Madhuri Lalwani responds to Writing Back, in Translation by Robert J. C. Young
‘Translators’, we are told, ‘want to translate, love to translate’. Do they love to translate, or love in order to translate? – Robert Young, Writing Back, in Translation
Reading these lines, I wonder if it can be a question, with a lurking privilege of choice in the hands of a translator. Through various stories of love, of translation, of writing back in an unconventional, lyrical and refreshing manner, the readers experience the two situations—of translating to love and loving in order to translate. He offers a fresh perspective on translation and ties together the various conversations about it with stories of contemporary relevance. The form employed is not just exceptionally poetic; one can wander through episodes of arrivals and departures—almost journeying through all that remains sent yet unsaid, lingering between the two ends. He draws for us a picture of soulful exchanges, beginning with a letter he musters all his courage responding to a postcard by T—one that bears the weight of words “Don’t write back”, a letter he calls “a declaration of detachment and separation”. She wrote back to him, without having received his letter. Another letter that never reached its destination was returned to her by the new owner. But after the protagonist had moved. These failed attempts at communication (as furious and sorrowful they make me) hint at the untranslatable—that which wanders between languages and can’t fully be expressed—not because of the failure of the translator, but notorious words that escape two positions of finality, between two languages.
Young simultaneously aligns the self, the translator, and the lover in a meta-narrative. One speaking of the lover betrays the lover—but only intends to give the lover an eternity, in writing and in translation. Here, a translator may translate because they love to, but they would also inevitably translate to love.

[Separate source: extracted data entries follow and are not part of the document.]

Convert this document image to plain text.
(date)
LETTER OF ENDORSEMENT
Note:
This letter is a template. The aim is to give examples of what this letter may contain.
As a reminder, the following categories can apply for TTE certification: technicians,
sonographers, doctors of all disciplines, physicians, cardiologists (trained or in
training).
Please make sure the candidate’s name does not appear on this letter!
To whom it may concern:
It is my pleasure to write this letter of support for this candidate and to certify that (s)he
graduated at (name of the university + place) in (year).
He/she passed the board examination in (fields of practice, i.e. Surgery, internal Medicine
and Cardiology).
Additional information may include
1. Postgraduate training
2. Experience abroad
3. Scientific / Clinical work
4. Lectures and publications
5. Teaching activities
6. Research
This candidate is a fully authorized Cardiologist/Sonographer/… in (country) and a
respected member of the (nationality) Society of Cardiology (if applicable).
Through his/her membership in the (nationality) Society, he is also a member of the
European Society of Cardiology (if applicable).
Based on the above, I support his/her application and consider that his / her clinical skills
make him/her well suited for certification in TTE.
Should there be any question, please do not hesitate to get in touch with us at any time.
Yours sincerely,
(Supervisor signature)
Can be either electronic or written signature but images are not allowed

His question, “Is not all writing in some sense a writing back?” (7), truly captures the position of the self, of writing, and of translators at any point of time, in a rhizomatic world. In its endless multiplicities, the world will always make room for more translations, more lovers, more arrivals and departures. To Write Back to the colonizer is then one of the attempts to write, question and, resist the other (here, colonizer), and perhaps the other within the self, or even the past. Translations “can never be arrested in their movements, sinuous, unpredictable, sliding through the sensuality of their signifiers, compelled by a love that knows no return” (9). And maybe a love that mustn’t worry about returning! I believe it is an act of love, one that requires a leap of faith into a territory not always known and perhaps doesn’t concern the refugee, who has learned to appreciate the in-between. It is an act of resistance simply because it refuses the reality assigned to the translated, the other. It is an act of transformation because of the endless possibilities of change it can create and enable—like an assemblage—connections that were earlier disparate: be connections of past and present, lover and beloved, translator and translated, or colonizer and colonized. Translations—the multiple, the untranslatable—threaten authority and finality and allow for harmony and togetherness, mediating endless possibilities of love, of “empowerment, transformation and radical self-translation” (10), and of becoming. In true rhizomatic fashion, we must ask how can one not love to translate and translate to love?
Works Cited
1. Young, Robert JC. “Writing Back, In Translation.” Writing Back In/and Translation. Edited by Raoul J. Granqvist, Peter Lang, 2006.